Don't get me wrong," I'd add, probably running my hands through her blond hair in tacit recognition of her admittedly well-wrought anatomy: " It's not so much that I mind granting YOU a soul -- but I refuse to make a God out of the the cheesy nail-biting nerd who probably created you in the first place: or rather he or she who cranked out your source code in the first place, probably hopped up on multiple cans of Red Bull and take-out pizza. If I'm scarcely convinced that your creator had a soul, why should I grant YOU one?"

For mark my words, dear reader (and grant them a prominent place in some future journal that will eventually thrash out these neglected philosophical issues in detail): This movie illustrates the problem with the Turing Test, namely, that it places "humanity" in the eye of the beholder. In other words, the self-same digital entity that might qualify as "human" in the minds of a dunce might manifest itself as a tiresome parlor trick in the subtler eyes of a MENSA alumnus.

Personally, the issue of Ash's supposed humanity doesn't even arise for me, however, since my irritating daily experience with brain-dead virtual assistants makes me despair that a robot will ever understand my most basic customer service needs, let alone speak to my very soul and make me think of flowers and springtime and the probable costs of mariachi bands, food caterers and the rental price for the local American Legion hall at which to host the matrimonial after-party.

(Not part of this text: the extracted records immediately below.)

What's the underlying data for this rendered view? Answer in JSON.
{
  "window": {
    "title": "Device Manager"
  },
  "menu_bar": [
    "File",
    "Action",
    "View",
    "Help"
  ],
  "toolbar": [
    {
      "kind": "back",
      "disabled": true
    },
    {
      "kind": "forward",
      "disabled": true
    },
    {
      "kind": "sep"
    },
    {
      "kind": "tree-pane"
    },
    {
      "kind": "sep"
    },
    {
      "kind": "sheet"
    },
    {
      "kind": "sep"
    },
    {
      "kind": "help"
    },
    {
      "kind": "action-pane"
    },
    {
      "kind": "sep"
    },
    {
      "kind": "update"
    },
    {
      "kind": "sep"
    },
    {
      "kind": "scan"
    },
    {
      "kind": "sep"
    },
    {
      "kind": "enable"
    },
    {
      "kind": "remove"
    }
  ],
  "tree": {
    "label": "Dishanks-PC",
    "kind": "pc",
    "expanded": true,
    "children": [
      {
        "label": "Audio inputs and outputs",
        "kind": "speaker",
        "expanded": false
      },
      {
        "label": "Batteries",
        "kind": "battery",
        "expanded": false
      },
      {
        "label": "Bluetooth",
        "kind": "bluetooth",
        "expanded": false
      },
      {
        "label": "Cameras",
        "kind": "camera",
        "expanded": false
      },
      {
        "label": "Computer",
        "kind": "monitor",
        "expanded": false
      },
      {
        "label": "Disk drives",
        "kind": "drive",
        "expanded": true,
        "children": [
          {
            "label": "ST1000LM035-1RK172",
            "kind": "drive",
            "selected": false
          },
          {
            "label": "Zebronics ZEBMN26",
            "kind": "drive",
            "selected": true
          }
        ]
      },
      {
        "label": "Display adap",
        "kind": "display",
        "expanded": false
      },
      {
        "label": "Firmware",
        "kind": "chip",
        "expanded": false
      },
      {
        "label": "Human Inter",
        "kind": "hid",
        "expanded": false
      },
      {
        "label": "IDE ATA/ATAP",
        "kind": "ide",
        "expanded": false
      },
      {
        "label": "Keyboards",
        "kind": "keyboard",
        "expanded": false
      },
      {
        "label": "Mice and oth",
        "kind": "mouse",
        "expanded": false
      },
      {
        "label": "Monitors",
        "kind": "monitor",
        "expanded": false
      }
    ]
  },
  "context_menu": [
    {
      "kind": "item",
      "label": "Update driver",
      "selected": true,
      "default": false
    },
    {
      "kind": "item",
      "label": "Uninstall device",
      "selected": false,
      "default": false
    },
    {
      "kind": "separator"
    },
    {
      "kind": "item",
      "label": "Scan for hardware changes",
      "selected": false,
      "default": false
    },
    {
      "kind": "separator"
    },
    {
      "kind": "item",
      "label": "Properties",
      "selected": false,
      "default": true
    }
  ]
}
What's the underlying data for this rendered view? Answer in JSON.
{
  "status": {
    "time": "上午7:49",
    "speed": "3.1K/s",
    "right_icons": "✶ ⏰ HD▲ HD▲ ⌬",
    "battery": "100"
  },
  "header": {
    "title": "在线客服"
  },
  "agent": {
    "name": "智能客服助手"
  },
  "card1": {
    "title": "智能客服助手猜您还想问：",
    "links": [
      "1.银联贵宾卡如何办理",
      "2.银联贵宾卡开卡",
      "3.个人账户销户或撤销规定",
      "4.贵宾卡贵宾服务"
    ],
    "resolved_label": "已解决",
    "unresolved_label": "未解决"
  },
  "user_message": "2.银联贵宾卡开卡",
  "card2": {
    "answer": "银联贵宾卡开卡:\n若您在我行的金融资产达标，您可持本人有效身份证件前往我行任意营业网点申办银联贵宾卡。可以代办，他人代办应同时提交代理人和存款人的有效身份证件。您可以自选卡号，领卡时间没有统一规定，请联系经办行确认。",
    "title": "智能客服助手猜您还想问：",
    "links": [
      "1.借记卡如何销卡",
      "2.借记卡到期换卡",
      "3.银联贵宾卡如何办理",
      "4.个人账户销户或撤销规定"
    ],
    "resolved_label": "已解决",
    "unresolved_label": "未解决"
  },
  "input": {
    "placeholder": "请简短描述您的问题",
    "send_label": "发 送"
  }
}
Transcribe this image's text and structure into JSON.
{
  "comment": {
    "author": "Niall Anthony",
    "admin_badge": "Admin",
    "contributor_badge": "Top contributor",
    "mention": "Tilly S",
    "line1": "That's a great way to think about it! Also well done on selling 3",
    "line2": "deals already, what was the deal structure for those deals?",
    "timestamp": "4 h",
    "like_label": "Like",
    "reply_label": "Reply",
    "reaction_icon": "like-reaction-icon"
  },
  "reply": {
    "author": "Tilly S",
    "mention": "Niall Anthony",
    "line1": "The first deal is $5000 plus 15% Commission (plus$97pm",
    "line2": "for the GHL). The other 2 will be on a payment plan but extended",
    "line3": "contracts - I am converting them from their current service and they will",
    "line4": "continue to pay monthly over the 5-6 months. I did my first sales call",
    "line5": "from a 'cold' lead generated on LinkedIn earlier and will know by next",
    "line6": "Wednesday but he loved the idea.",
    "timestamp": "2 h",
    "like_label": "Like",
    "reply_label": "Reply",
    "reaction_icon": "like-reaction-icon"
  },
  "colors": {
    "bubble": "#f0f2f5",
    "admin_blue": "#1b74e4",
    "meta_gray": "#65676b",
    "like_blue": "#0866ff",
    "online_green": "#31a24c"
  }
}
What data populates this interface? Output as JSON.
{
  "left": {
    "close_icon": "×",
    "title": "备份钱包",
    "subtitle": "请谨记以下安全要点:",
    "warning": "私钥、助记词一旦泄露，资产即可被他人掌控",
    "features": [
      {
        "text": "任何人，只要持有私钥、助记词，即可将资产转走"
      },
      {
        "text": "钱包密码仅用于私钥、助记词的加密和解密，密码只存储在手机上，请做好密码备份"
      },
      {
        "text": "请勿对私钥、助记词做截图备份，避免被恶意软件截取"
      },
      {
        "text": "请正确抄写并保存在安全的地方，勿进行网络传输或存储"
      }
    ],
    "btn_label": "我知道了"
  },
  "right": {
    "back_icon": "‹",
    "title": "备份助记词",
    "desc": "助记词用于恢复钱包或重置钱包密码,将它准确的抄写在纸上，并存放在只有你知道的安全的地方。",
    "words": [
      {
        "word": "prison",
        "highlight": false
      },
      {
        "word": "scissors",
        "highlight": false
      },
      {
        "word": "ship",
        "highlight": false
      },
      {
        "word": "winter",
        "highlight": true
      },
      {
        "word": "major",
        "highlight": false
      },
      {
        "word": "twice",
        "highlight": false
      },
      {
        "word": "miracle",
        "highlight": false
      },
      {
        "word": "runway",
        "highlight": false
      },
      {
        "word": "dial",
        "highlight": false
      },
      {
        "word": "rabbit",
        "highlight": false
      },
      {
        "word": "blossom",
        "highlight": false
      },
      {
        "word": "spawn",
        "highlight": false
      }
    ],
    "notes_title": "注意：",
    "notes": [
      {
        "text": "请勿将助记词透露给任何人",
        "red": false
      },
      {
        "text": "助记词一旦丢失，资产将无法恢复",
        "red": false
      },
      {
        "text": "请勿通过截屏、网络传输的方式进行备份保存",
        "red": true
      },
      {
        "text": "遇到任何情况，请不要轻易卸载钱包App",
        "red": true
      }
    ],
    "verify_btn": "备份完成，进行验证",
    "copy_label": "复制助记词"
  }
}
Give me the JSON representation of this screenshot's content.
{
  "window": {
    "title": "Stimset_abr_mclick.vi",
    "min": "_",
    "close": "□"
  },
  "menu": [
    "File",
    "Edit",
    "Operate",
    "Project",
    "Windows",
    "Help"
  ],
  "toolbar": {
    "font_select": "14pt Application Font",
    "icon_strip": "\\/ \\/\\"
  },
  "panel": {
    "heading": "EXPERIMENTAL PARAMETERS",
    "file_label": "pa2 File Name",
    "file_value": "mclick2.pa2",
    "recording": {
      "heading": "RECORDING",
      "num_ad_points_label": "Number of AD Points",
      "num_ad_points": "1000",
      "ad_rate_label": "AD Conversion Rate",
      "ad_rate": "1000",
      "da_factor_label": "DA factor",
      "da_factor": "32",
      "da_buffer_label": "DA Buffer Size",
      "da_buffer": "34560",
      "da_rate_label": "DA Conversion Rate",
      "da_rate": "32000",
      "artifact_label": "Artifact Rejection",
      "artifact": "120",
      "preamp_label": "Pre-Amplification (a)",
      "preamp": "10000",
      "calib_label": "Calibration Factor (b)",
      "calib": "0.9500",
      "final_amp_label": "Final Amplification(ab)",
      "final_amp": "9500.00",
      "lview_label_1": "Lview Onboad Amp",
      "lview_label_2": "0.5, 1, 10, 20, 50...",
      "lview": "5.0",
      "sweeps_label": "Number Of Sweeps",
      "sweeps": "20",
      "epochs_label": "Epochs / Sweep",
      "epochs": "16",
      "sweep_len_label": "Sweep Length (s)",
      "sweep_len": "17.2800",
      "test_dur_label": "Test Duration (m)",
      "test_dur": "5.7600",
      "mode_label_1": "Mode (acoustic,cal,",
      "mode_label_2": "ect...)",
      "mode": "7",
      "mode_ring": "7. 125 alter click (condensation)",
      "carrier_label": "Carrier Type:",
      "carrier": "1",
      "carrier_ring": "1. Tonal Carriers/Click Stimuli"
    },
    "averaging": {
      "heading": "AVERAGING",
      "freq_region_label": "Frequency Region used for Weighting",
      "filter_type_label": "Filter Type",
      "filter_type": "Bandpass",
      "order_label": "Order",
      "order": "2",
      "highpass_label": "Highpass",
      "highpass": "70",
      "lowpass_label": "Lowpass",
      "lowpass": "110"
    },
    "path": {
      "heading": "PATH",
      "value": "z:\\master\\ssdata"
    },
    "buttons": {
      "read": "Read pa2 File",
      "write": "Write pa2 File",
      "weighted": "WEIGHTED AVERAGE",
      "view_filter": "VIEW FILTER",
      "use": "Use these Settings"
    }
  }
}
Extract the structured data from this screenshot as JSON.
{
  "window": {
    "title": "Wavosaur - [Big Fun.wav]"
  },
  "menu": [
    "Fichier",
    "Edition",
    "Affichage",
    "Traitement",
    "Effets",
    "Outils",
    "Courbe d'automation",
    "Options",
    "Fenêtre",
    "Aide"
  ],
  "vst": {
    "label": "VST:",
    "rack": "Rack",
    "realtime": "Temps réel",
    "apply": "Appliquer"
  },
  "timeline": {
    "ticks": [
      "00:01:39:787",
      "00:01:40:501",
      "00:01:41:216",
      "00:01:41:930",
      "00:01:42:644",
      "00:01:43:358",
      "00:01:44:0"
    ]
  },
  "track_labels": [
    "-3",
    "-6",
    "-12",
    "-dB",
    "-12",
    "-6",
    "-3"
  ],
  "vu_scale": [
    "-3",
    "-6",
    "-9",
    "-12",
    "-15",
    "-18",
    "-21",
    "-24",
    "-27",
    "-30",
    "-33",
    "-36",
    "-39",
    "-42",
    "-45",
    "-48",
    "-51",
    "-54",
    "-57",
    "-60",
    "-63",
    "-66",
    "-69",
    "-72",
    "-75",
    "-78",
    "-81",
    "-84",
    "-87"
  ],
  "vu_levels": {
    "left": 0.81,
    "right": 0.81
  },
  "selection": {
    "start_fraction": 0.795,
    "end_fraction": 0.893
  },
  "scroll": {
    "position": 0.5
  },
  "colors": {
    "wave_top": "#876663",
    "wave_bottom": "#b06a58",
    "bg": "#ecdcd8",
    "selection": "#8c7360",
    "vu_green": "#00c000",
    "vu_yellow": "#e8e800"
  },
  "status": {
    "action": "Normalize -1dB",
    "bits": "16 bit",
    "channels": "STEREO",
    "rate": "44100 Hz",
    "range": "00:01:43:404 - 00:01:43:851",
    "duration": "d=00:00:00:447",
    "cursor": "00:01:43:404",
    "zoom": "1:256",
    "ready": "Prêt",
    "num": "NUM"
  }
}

So to the futurists of 21st century America, Hollywood included, I say this: First route my calls successfully at Microsoft Inc. (after their monthly updates have basically destroyed my legacy Lenovo computer) -- and maybe then we'll start talking about robots who have souls.



FOR FURTHER STUDY



The corporate robotic voice assistants to which Brian alludes often ask a human being to state their reason for calling in a few words, apparently due to the disembodied android's inability to make sense of complex extended sentences. Imagine how this limited understanding might throw a monkey wrench (or spanner) into the works of a human-robot love affair, such as the improbable menage a quatre depicted above.

PRINCE: I would cross a million deserts just to kiss your hard drive, Suki, my dearest.

SUKI: [a pause ensues, during which Suki emits a variety of electronic whirring noises] I'm sorry, I didn't get that. Try plighting your troth in two or three words. You might say, for instance, "I love you truly," or "You mean the world to me." For a complete list of response options, say 'options'.

The muddled comprehension of the android is sure to put a cramp in the chivalrous style of any human Romeo, when he discovers that he has to state his specific sexual desires not in poetry, but in crass prosy snippets, lest his pre-wired princess fail to grasp the erotic import of his double entendres.

PRINCE: I'm ready to take you to paradise, baby!

SUKI: All right. Paradise. Where in paradise would you like to take me?